Bosh had stumbled through another subpar performance in the Eastern Conference finals. He wasn’t playing like a nine-time All-Star, or looking like a member of the Big 3.
So Wade took it upon himself to buck up Bosh with some mind-cleansing laughter when they met at a Miami restaurant.
The therapy must have worked because Bosh was his old self Monday in Miami’s 102-90 demoralization of Indiana. The Heat won its third in a row to erect a 3-1 wall that the Pacers will not be able to scale unless something dire happens to the defending champions.
Miami appears to be accelerating, and the team hasn’t even hit on all cylinders yet. One more victory and it’s on to a fourth consecutive NBA Finals.
Compare the Heat to a five-course meal, and it’s clear the entrée is still in the oven. There is much more to savor if Miami truly hits its peak.
What Bosh demonstrated before the white-garbed home fans was that someone always provides for the Heat. Someone always pops off the roster in bold face: MY TURN. Just when the opposition thinks it has a handle, along comes a player to supplement or take up slack. Maybe it’s Ray Allen raining three-pointers. Maybe it’s Norris Cole sowing havoc. Maybe it’s a timely rebound by Udonis Haslem or Shane Battier absorbing a charge.
On Memorial Day night, it was Bosh, breaking out of his slump and breaking a maddening trend by giving the Heat the bolt out of the blocks it sought.
“I felt that was going to happen,” LeBron James said. “I told him he was going to have a great game, and we got off to a fast start because of him.”
Bosh set the tone by scoring the Heat’s first eight points on 3-for-3 shooting. He nailed a 17-foot jump shot 18 seconds into the game, then swished two consecutive three-pointers within 36 seconds of each other. The Heat never looked back, and Indiana never got on track.
Bosh finished with 25 points on 7-of-12 shooting, with six rebounds, a block and eight free throws. He had been averaging nine points on 36 percent accuracy. In four Eastern Conference finals games against Indiana last season, Bosh scored seven, seven, nine and five points. He not only seems to have a mental block against the Pacers but a matchup block because of the size and muscle of their lineup. Bosh rose to the occasion at an opportune moment because Chris Andersen was out with a bruised left thigh.
Another measure of the Heat’s championship trust in each other was illustrated by the way they pulled Bosh out of his detachment and invited him to get involved. They fed him the ball early. In the third quarter, James bounced him a nifty one-handed pass in the lane. Bosh was fouled by Ian Mahinmi, then scored his 19th and 20th points at the line.
“That’s nice to see when your brothers want you to be aggressive and look for opportunities,” coach Erik Spoelstra said. “Those four other guys were trying to create an action for him and get some air space.”
Spoelstra was tired of recent Bosh bashing. He consistently calls Bosh the key to the entire Heat blueprint. He constantly refers to Bosh as the most important chess piece. Bosh is the prototypical glue player, but often taken for granted.
“I hate the story lines of the last few days because Chris has to do a lot of those things that people don’t understand for our game to work,” Spoelstra said. “He impacts the game in so many winning ways that the average eye doesn’t necessarily see.”
Bosh was irked, too.
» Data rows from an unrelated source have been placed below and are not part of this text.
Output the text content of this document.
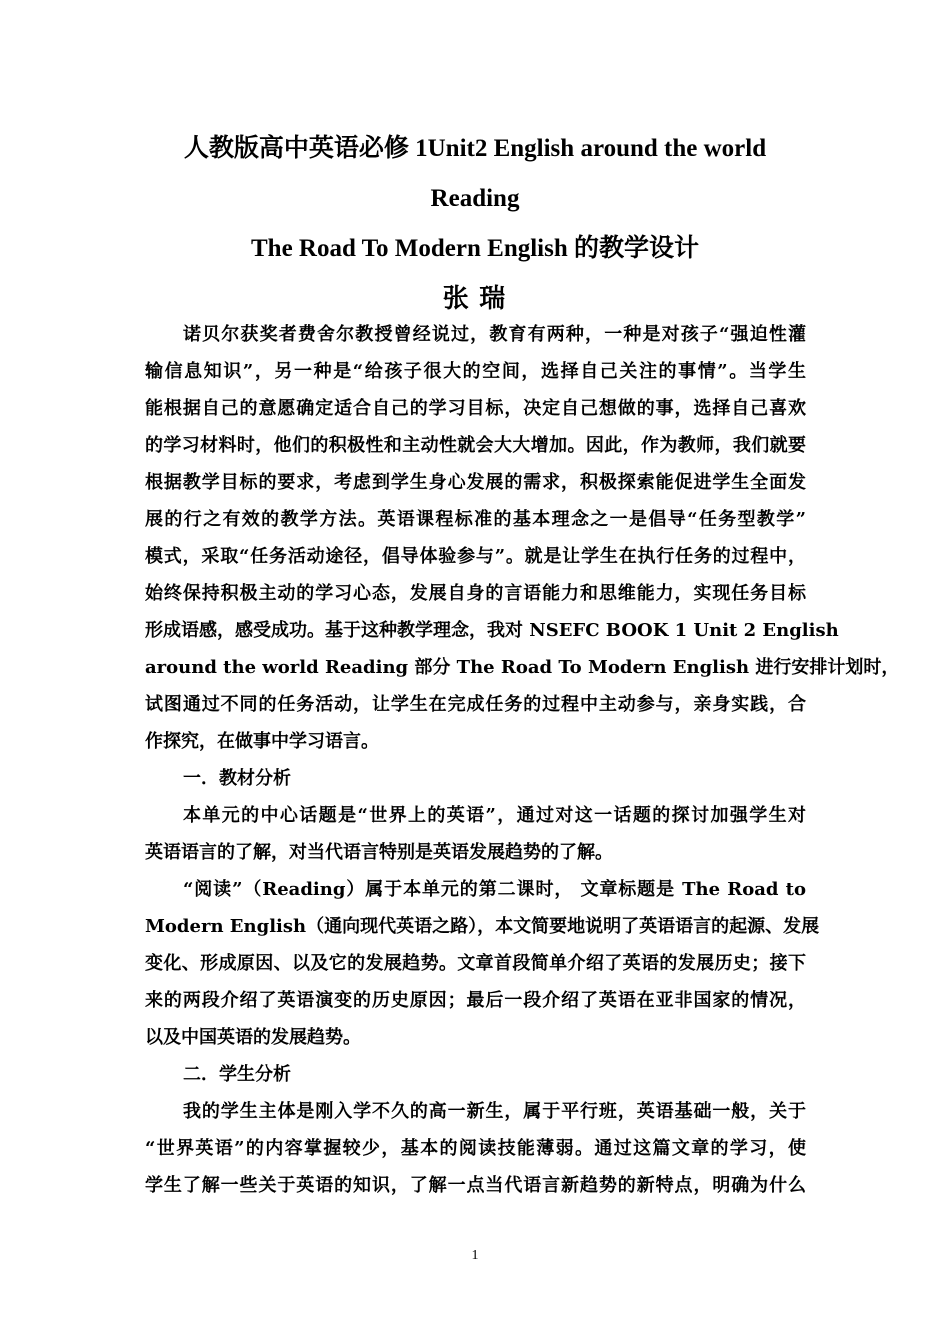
人教版高中英语必修 1Unit2 English around the world
Reading
The Road To Modern English 的教学设计
张 瑞
诺贝尔获奖者费舍尔教授曾经说过，教育有两种，一种是对孩子“强迫性灌
输信息知识”，另一种是“给孩子很大的空间，选择自己关注的事情”。当学生
能根据自己的意愿确定适合自己的学习目标，决定自己想做的事，选择自己喜欢
的学习材料时，他们的积极性和主动性就会大大增加。因此，作为教师，我们就要
根据教学目标的要求，考虑到学生身心发展的需求，积极探索能促进学生全面发
展的行之有效的教学方法。英语课程标准的基本理念之一是倡导“任务型教学”
模式，采取“任务活动途径，倡导体验参与”。就是让学生在执行任务的过程中，
始终保持积极主动的学习心态，发展自身的言语能力和思维能力，实现任务目标
形成语感，感受成功。基于这种教学理念，我对 NSEFC BOOK 1 Unit 2 English
around the world Reading 部分 The Road To Modern English 进行安排计划时，
试图通过不同的任务活动，让学生在完成任务的过程中主动参与，亲身实践，合
作探究，在做事中学习语言。
一．教材分析
本单元的中心话题是“世界上的英语”，通过对这一话题的探讨加强学生对
英语语言的了解，对当代语言特别是英语发展趋势的了解。
“阅读”（Reading）属于本单元的第二课时， 文章标题是 The Road to
Modern English（通向现代英语之路），本文简要地说明了英语语言的起源、发展
变化、形成原因、以及它的发展趋势。文章首段简单介绍了英语的发展历史；接下
来的两段介绍了英语演变的历史原因；最后一段介绍了英语在亚非国家的情况，
以及中国英语的发展趋势。
二．学生分析
我的学生主体是刚入学不久的高一新生，属于平行班，英语基础一般，关于
“世界英语”的内容掌握较少，基本的阅读技能薄弱。通过这篇文章的学习，使
学生了解一些关于英语的知识，了解一点当代语言新趋势的新特点，明确为什么
1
One of the more thoughtful guys in the NBA, he has to get beyond the simplistic basketball observers who are “used to playing video games and everybody gets 30 and you still win the game,” he said. “I always touch back with, ‘Hey, if I score 20 and we take an L, is that better?’ ”
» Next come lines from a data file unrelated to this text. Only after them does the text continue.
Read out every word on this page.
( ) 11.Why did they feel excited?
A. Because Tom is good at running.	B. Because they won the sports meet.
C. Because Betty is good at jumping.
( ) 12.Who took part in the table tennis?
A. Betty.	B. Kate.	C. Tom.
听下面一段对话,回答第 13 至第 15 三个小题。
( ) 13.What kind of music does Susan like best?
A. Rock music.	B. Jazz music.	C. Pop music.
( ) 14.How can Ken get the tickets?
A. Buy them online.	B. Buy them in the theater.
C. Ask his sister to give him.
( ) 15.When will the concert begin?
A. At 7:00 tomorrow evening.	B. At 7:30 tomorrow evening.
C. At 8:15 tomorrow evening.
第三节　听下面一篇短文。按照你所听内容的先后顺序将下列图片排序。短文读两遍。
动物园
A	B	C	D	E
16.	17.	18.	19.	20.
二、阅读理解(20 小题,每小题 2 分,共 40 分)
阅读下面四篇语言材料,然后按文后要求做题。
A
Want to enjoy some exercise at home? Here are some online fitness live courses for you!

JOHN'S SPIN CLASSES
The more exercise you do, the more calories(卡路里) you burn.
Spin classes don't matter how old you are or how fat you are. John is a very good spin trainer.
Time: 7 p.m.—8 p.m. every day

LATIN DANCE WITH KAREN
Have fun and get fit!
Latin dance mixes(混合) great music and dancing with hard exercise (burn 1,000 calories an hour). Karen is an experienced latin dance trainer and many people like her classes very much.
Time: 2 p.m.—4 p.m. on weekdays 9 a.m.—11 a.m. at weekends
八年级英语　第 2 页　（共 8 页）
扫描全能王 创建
Bosh said he turned himself around by “going back to basics.”
“I kind of put the cerebral stuff to bed,” he said. “Mental crisis? That’s for the weak-minded, my friend.
“I felt I could give more to the team. We got into them and were able to dictate the tempo. I wanted to be aggressive. Sometimes it’s difficult in my situation to do that.”
James was at his attacking, chest-thumping best with 32 points, and Wade was solid if not spectacular with 15.
Both knew that Bosh had to get going, and would.
“He’s too big a piece of the puzzle,” James said prior to the game.
Bosh withstood the criticism and reasserted himself, showing his touch, rolling inside, dunking over Luis Scola, exploiting Mahinmi and Roy Hibbert. On defense he helped render Indiana’s bigs ineffective and disrupted their pick-and-roll offense.
“I love it, pecking away,” Spoelstra said as the Heat cruised. “Whatever you guys are feeling now, the feeling works.”